Face à cette situation très inquiétante dont on pouvait penser qu'elle risquait à moyen terme d'obérer la capacité de la France à entrer en premier sur les théâtres d'opération faute de pouvoir projeter le personnel médical indispensable, notre commission a été entendue. La prochaine loi de programmation militaire concrétise l'arrêt de la déflation des effectifs du SSA dès 2018, leur stabilisation jusqu'en 2023 et leur remontée modérée au-delà. Cette nouvelle trajectoire se traduira par la mise en oeuvre du nouveau modèle hospitalier militaire, la poursuite de la remontée en puissance de la médecine des forces et la préparation de l'avenir avec la mise en formation de 15 élèves praticiens et 10 élèves infirmiers supplémentaires pour 2019.
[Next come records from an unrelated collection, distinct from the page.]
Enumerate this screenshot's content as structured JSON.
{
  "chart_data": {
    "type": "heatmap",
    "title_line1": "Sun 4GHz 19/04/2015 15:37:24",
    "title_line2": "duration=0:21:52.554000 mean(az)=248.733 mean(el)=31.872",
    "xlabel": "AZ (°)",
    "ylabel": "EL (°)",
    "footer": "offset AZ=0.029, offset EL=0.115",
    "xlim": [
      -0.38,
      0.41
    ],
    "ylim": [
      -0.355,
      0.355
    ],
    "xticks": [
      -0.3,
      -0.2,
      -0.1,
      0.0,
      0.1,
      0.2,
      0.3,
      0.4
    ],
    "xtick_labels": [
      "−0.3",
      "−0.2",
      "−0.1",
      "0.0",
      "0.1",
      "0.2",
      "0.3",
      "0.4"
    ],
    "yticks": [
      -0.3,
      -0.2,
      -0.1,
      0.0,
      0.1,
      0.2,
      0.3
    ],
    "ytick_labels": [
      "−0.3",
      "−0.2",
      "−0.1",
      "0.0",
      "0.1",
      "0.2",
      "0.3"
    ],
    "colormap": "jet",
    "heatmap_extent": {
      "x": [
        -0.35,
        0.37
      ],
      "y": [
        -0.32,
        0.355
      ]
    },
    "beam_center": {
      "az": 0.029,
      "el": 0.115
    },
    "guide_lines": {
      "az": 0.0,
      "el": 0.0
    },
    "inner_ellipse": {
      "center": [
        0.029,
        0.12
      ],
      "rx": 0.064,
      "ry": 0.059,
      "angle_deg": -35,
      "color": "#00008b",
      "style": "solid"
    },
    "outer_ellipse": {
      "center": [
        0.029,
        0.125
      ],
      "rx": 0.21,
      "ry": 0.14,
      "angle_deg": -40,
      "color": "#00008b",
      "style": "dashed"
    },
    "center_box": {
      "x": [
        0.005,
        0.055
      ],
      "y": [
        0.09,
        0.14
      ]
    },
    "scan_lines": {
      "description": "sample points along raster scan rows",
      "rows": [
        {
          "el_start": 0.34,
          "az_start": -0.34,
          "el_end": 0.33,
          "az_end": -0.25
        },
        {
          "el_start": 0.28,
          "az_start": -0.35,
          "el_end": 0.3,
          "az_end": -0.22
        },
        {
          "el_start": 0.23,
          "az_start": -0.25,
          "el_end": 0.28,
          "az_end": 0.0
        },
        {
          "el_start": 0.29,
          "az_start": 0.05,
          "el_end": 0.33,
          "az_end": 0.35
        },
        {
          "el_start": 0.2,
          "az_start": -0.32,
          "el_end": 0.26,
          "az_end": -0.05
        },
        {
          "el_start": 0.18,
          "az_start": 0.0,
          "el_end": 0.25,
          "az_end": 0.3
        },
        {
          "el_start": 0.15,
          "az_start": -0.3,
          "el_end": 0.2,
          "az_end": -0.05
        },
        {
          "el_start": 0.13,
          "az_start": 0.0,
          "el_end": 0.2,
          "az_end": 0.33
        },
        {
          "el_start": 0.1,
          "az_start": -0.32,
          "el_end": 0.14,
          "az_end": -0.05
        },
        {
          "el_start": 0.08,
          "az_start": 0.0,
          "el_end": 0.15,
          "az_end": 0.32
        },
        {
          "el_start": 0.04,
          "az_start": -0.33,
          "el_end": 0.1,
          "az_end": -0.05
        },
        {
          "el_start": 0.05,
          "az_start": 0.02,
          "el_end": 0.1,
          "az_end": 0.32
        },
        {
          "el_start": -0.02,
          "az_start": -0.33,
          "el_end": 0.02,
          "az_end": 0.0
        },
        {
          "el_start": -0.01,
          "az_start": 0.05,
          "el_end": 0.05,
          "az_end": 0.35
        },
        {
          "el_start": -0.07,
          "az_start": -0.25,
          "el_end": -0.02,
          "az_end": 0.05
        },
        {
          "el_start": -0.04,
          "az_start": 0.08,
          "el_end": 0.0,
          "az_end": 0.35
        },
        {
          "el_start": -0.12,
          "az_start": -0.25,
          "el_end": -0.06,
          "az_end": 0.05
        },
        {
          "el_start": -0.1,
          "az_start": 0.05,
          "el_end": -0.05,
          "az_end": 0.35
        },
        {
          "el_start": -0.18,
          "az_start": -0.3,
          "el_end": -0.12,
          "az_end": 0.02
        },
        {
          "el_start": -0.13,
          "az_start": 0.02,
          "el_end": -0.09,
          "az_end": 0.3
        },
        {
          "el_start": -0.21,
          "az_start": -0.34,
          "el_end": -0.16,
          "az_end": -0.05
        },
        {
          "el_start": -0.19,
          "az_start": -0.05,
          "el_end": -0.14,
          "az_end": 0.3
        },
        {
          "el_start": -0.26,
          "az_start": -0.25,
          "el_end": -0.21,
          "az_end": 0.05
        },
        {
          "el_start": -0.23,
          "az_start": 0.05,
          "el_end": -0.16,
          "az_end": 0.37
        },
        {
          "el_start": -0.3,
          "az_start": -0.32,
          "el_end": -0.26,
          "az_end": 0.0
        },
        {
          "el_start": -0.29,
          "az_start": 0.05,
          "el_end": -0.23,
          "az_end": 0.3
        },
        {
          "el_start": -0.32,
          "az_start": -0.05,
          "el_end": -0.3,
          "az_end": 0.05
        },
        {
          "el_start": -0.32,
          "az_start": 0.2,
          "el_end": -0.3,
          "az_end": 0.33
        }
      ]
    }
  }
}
Ce satisfecit ne doit toutefois pas nous inciter à moins de vigilance, la situation du SSA reste fragile. La féminisation du corps médical pose certains défis. Le fonctionnement quotidien des centres médicaux des armées est marqué par un accroissement des besoins en expertise médicale d'aptitude et une intensification des activités de soutien des activités à risque, du fait de l'augmentation de la FOT et du plan Réserve 2019.

Enfin, l'attractivité du secteur civil, particulièrement forte pour certaines spécialités hospitalières (radiologie, anesthésie-réanimation et chirurgie), favorise de nombreux départs de l'institution. La stabilisation du SSA reste donc à surveiller. Je remercie le président de la commission d'avoir invité Mme Maryline Gygax Généro, directrice centrale du Service de Santé des Armées à venir s'exprimer devant la commission le 12 décembre prochain.

Mes chers collègues, en raison de la position de mon groupe sur l'adoption des crédits du programme 178 et de la mission défense, je donne, à titre personnel, un avis défavorable sur ce programme.